The gateway loads the tenant's degradation profile from a low-latency cache (Redis or equivalent).
The TenantDegradationRouter checks the primary provider's circuit breaker state.
If the primary is unavailable, the router walks the degradation ladder, applying use case, compliance, and context window guards at each level.
The first viable fallback is selected, context is truncated if necessary, and the request is dispatched.
If all fallbacks are exhausted, the request is queued (for tenants with that policy) or rejected with a structured error.
A routing decision event is emitted to your observability pipeline regardless of outcome.
Tenant notifications are dispatched based on the degradation level reached.

Common Pitfalls to Avoid

After building and operating systems like this, a few failure modes come up repeatedly:

Thundering herd on recovery: When a provider comes back online and your circuit breaker transitions to Half-Open, don't immediately flush your entire queue. Implement a gradual ramp using a token bucket to avoid hammering the recovering provider and triggering another outage.
Stale degradation profiles: Tenant plan changes, new compliance requirements, and model upgrades must propagate to your profile cache immediately. Use cache invalidation on write, not TTL-based expiry, for this data.
Ignoring per-tenant rate limits on fallback providers: Your fallback provider likely has its own rate limits. Track per-tenant usage against those limits during degradation so one large tenant doesn't exhaust the fallback capacity for everyone else.
Silent context truncation bugs: Always log when truncation occurs and what was dropped. Debugging a broken agent workflow is nearly impossible if you don't know the model never saw the relevant history.
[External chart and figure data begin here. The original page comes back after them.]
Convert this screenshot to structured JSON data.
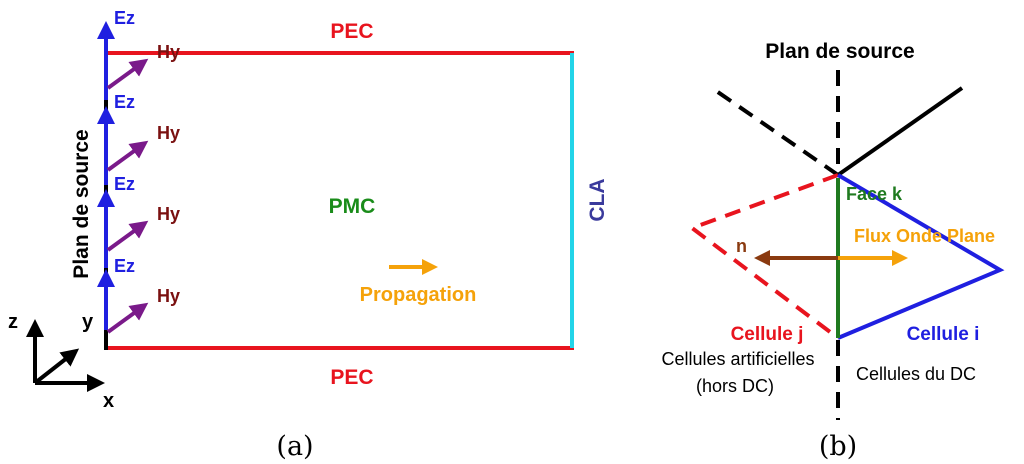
{
  "colors": {
    "pec": "#e8141e",
    "pmc": "#1a8c1a",
    "cla_line": "#22d4e8",
    "cla_text": "#3a3a9c",
    "ez": "#1f1fe0",
    "hy_arrow": "#7a1a8a",
    "hy_text": "#7a1010",
    "propagation": "#f5a20a",
    "black": "#000000",
    "face_green": "#1f7a1f",
    "cellule_blue": "#1f1fe0",
    "cellule_red": "#e8141e",
    "normal_brown": "#8a3a10",
    "flux_orange": "#f5a20a"
  },
  "panel_a": {
    "pec_top": "PEC",
    "pec_bottom": "PEC",
    "pmc": "PMC",
    "cla": "CLA",
    "source_plane": "Plan de source",
    "ez_labels": [
      "Ez",
      "Ez",
      "Ez",
      "Ez"
    ],
    "hy_labels": [
      "Hy",
      "Hy",
      "Hy",
      "Hy"
    ],
    "propagation": "Propagation",
    "axis_z": "z",
    "axis_y": "y",
    "axis_x": "x",
    "caption": "(a)"
  },
  "panel_b": {
    "title": "Plan de source",
    "face": "Face k",
    "flux": "Flux Onde Plane",
    "normal": "n",
    "cellule_j": "Cellule j",
    "cellule_i": "Cellule i",
    "artificial_line1": "Cellules artificielles",
    "artificial_line2": "(hors DC)",
    "dc_cells": "Cellules du DC",
    "caption": "(b)"
  }
}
Conclusion: Resilience Is a Product Feature

In 2026, the reliability of your AI platform is inseparable from the reliability of your upstream model providers. You cannot control when OpenAI, Anthropic, Google, or any other provider has an incident. But you can absolutely control how your platform behaves when they do.

A per-tenant graceful degradation pipeline is not just an engineering best practice. It is a competitive differentiator and a retention mechanism. When your enterprise customers experience a seamless, transparent fallback during an industry-wide outage while your competitor's platform goes dark, that is the moment your SLA becomes a selling point rather than a liability.

Start with the tenant profile schema, get your circuit breakers in place, and build the router incrementally. You don't need to implement every level on day one. Even a single, well-governed fallback provider with proper per-tenant policy enforcement is dramatically better than the naive "route everyone to Provider B" approach that most teams are still running today.

Your paying customers are counting on you. Build the pipeline before the next outage, not during it.